Der Nationalrat entscheidet in der Sommersession über den Vorstoss. Meyer lehnt diesen ab. «Es erleichtert nachweislich die berufliche Integration, wenn die Familie in der Nähe ist», sagt die SP-Frau. Wer in ständiger Sorge sei, wie es der Familie gehe, dem falle die Integration schwerer. «Familie gibt Sicherheit und Stabilität.
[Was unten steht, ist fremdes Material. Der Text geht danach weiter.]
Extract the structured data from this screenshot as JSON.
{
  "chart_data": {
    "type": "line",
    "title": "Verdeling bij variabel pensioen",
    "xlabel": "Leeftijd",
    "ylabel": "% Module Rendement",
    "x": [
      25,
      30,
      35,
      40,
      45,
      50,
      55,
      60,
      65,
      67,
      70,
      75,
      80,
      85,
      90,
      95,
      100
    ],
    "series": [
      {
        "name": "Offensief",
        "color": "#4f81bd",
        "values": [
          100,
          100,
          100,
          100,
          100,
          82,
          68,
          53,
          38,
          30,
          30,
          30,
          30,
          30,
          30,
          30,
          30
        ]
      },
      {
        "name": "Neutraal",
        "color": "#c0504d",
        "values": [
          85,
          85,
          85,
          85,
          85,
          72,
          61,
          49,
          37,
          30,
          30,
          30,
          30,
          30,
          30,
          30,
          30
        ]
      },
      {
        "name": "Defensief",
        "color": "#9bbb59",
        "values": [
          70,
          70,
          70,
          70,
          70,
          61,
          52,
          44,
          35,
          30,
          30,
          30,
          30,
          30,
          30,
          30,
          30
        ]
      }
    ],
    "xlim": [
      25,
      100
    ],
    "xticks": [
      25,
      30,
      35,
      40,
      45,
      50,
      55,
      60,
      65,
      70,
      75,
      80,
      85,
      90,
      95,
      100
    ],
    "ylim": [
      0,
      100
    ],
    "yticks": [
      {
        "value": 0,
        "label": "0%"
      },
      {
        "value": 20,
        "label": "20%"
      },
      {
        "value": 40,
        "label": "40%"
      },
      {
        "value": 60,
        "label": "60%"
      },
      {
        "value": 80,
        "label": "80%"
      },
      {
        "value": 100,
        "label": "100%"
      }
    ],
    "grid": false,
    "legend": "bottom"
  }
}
Das sind wichtige Voraussetzungen für grössere Integrationschancen.»

Geissbühler trifft zwei Bundesräte

Für Geissbühler hingegen ist das Moratorium «zwar nur ein kleiner Schritt, aber ein Schritt in die richtige Richtung». Doch das reicht ihr nicht. In der Sommersession will Geissbühler daher gleich zwei Bundesräte – SVP-Wirtschaftsminister Guy Parmelin (59) und FDP-Asylministerin Karin Keller-Sutter (55) – treffen, um mit ihnen die Eritrea-Problematik zu besprechen. 
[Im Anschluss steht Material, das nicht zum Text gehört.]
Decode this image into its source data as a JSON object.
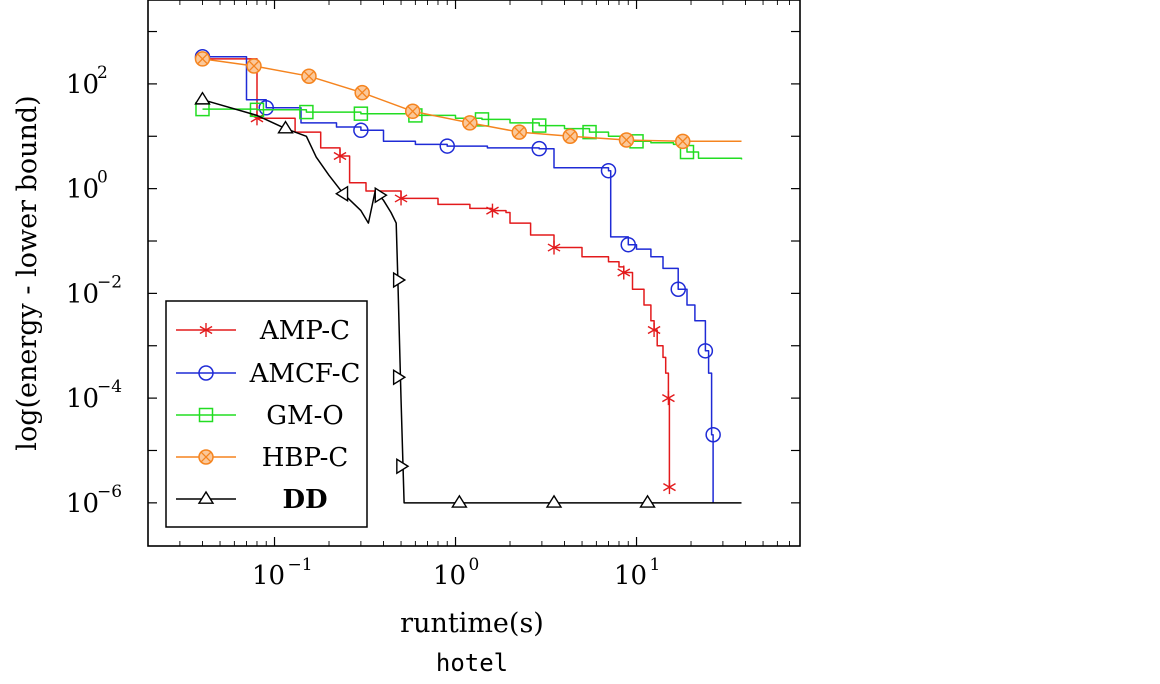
{
  "chart_data": {
    "type": "line",
    "caption": "hotel",
    "xlabel": "runtime(s)",
    "ylabel": "log(energy - lower bound)",
    "xscale": "log",
    "yscale": "log",
    "xlim": [
      0.02,
      80
    ],
    "ylim": [
      1.5e-07,
      4000
    ],
    "grid": false,
    "legend_position": "bottom-left",
    "x_ticks": [
      {
        "value": 0.1,
        "base": "10",
        "exp": "−1"
      },
      {
        "value": 1,
        "base": "10",
        "exp": "0"
      },
      {
        "value": 10,
        "base": "10",
        "exp": "1"
      }
    ],
    "y_ticks": [
      {
        "value": 100,
        "base": "10",
        "exp": "2"
      },
      {
        "value": 1,
        "base": "10",
        "exp": "0"
      },
      {
        "value": 0.01,
        "base": "10",
        "exp": "−2"
      },
      {
        "value": 0.0001,
        "base": "10",
        "exp": "−4"
      },
      {
        "value": 1e-06,
        "base": "10",
        "exp": "−6"
      }
    ],
    "series": [
      {
        "name": "AMP-C",
        "color": "#e31a1c",
        "marker": "star",
        "bold": false,
        "step": true,
        "x": [
          0.04,
          0.08,
          0.13,
          0.18,
          0.23,
          0.26,
          0.32,
          0.5,
          0.8,
          1.2,
          1.6,
          1.9,
          2.0,
          2.6,
          3.5,
          5,
          7,
          8,
          8.5,
          9.5,
          11,
          12,
          12.5,
          13,
          14,
          14.5,
          15,
          15.2
        ],
        "y": [
          300,
          22,
          12,
          6,
          4.2,
          1.3,
          0.9,
          0.65,
          0.5,
          0.42,
          0.38,
          0.35,
          0.22,
          0.13,
          0.075,
          0.05,
          0.04,
          0.032,
          0.025,
          0.012,
          0.006,
          0.003,
          0.002,
          0.001,
          0.0006,
          0.0003,
          0.0001,
          2e-06
        ],
        "markers_x": [
          0.04,
          0.08,
          0.23,
          0.5,
          1.6,
          3.5,
          8.5,
          12.5,
          15,
          15.2
        ],
        "markers_y": [
          300,
          22,
          4.2,
          0.65,
          0.38,
          0.075,
          0.025,
          0.002,
          0.0001,
          2e-06
        ]
      },
      {
        "name": "AMCF-C",
        "color": "#1f2bd6",
        "marker": "circle",
        "bold": false,
        "step": true,
        "x": [
          0.04,
          0.07,
          0.09,
          0.14,
          0.22,
          0.3,
          0.4,
          0.6,
          0.9,
          1.5,
          2.9,
          3.5,
          7,
          7.2,
          9,
          10,
          12,
          14,
          17,
          19,
          21,
          24,
          25,
          26,
          26.5
        ],
        "y": [
          330,
          50,
          35,
          18,
          15,
          13,
          8,
          7,
          6.5,
          6,
          5.8,
          2.5,
          2.2,
          0.12,
          0.085,
          0.07,
          0.05,
          0.03,
          0.012,
          0.006,
          0.003,
          0.0008,
          0.0003,
          2e-05,
          1e-06
        ],
        "markers_x": [
          0.04,
          0.09,
          0.3,
          0.9,
          2.9,
          7,
          9,
          17,
          24,
          26.5
        ],
        "markers_y": [
          330,
          35,
          13,
          6.5,
          5.8,
          2.2,
          0.085,
          0.012,
          0.0008,
          2e-05
        ]
      },
      {
        "name": "GM-O",
        "color": "#22dd22",
        "marker": "square",
        "bold": false,
        "step": true,
        "x": [
          0.04,
          0.08,
          0.15,
          0.3,
          0.6,
          1.0,
          1.4,
          2.0,
          2.9,
          4.0,
          5.5,
          7,
          9,
          12,
          16,
          19,
          22,
          38
        ],
        "y": [
          33,
          32,
          29,
          27,
          25,
          22,
          21,
          18,
          16,
          14,
          12,
          10,
          8,
          7.5,
          7,
          5,
          3.8,
          3.6
        ],
        "markers_x": [
          0.04,
          0.08,
          0.15,
          0.3,
          0.6,
          1.4,
          2.9,
          5.5,
          10,
          19
        ],
        "markers_y": [
          33,
          32,
          29,
          27,
          25,
          21,
          16,
          12,
          8,
          5
        ]
      },
      {
        "name": "HBP-C",
        "color": "#f5841f",
        "marker": "otimes",
        "bold": false,
        "step": false,
        "x": [
          0.04,
          0.077,
          0.155,
          0.305,
          0.58,
          1.2,
          2.25,
          4.3,
          8.8,
          18,
          38
        ],
        "y": [
          300,
          220,
          140,
          68,
          30,
          18,
          12,
          10,
          8.5,
          8,
          8
        ],
        "markers_x": [
          0.04,
          0.077,
          0.155,
          0.305,
          0.58,
          1.2,
          2.25,
          4.3,
          8.8,
          18
        ],
        "markers_y": [
          300,
          220,
          140,
          68,
          30,
          18,
          12,
          10,
          8.5,
          8
        ]
      },
      {
        "name": "DD",
        "color": "#000000",
        "marker": "triangle",
        "bold": true,
        "step": false,
        "x": [
          0.04,
          0.08,
          0.115,
          0.15,
          0.17,
          0.2,
          0.24,
          0.3,
          0.33,
          0.36,
          0.4,
          0.44,
          0.47,
          0.48,
          0.5,
          0.52,
          38
        ],
        "y": [
          50,
          25,
          14,
          10,
          4,
          1.8,
          0.8,
          0.38,
          0.22,
          0.9,
          0.6,
          0.35,
          0.22,
          0.02,
          0.0001,
          1e-06,
          1e-06
        ],
        "markers": [
          {
            "x": 0.04,
            "y": 50,
            "dir": "up"
          },
          {
            "x": 0.115,
            "y": 14,
            "dir": "up"
          },
          {
            "x": 0.24,
            "y": 0.8,
            "dir": "left"
          },
          {
            "x": 0.38,
            "y": 0.75,
            "dir": "right"
          },
          {
            "x": 0.48,
            "y": 0.018,
            "dir": "right"
          },
          {
            "x": 0.48,
            "y": 0.00025,
            "dir": "right"
          },
          {
            "x": 0.5,
            "y": 5e-06,
            "dir": "right"
          },
          {
            "x": 1.05,
            "y": 1e-06,
            "dir": "up"
          },
          {
            "x": 3.5,
            "y": 1e-06,
            "dir": "up"
          },
          {
            "x": 11.5,
            "y": 1e-06,
            "dir": "up"
          }
        ]
      }
    ]
  }
}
Mit Parmelin will sie sich anschauen, inwiefern die Schweiz in Eritrea in wirtschaftliche Projekte investieren kann, um so Eritreer zur Rückkehr zu bewegen. «Ich kenne geeignete Personen, die als Projektleiter oder Koordinatoren in der Schweiz und vor Ort mit dem Ziel eingesetzt werden könnten, dass die meist jungen Eritreer einen Lehrvertrag unterschreiben, welcher eine anschliessende Rückkehr nach Eritrea beinhaltet.» Parallel dazu müsse ein Aufbau verschiedener Landwirtschafts- und Handwerksbetriebe in Eritrea erfolgen, in welchen die hier Ausgebildeten nach Ablauf des Vertrags oder bei sofortiger Rückkehr Arbeit finden würden. 

Mit Keller-Sutter hingegen will sie die Frage eines Rücknahmeabkommens erörtern. «Karin Keller-Sutter muss möglichst bald nach Eritrea reisen und den dortigen Präsidenten Isayas Afewerki treffen, damit es in diesem Bereich endlich vorwärtsgeht.»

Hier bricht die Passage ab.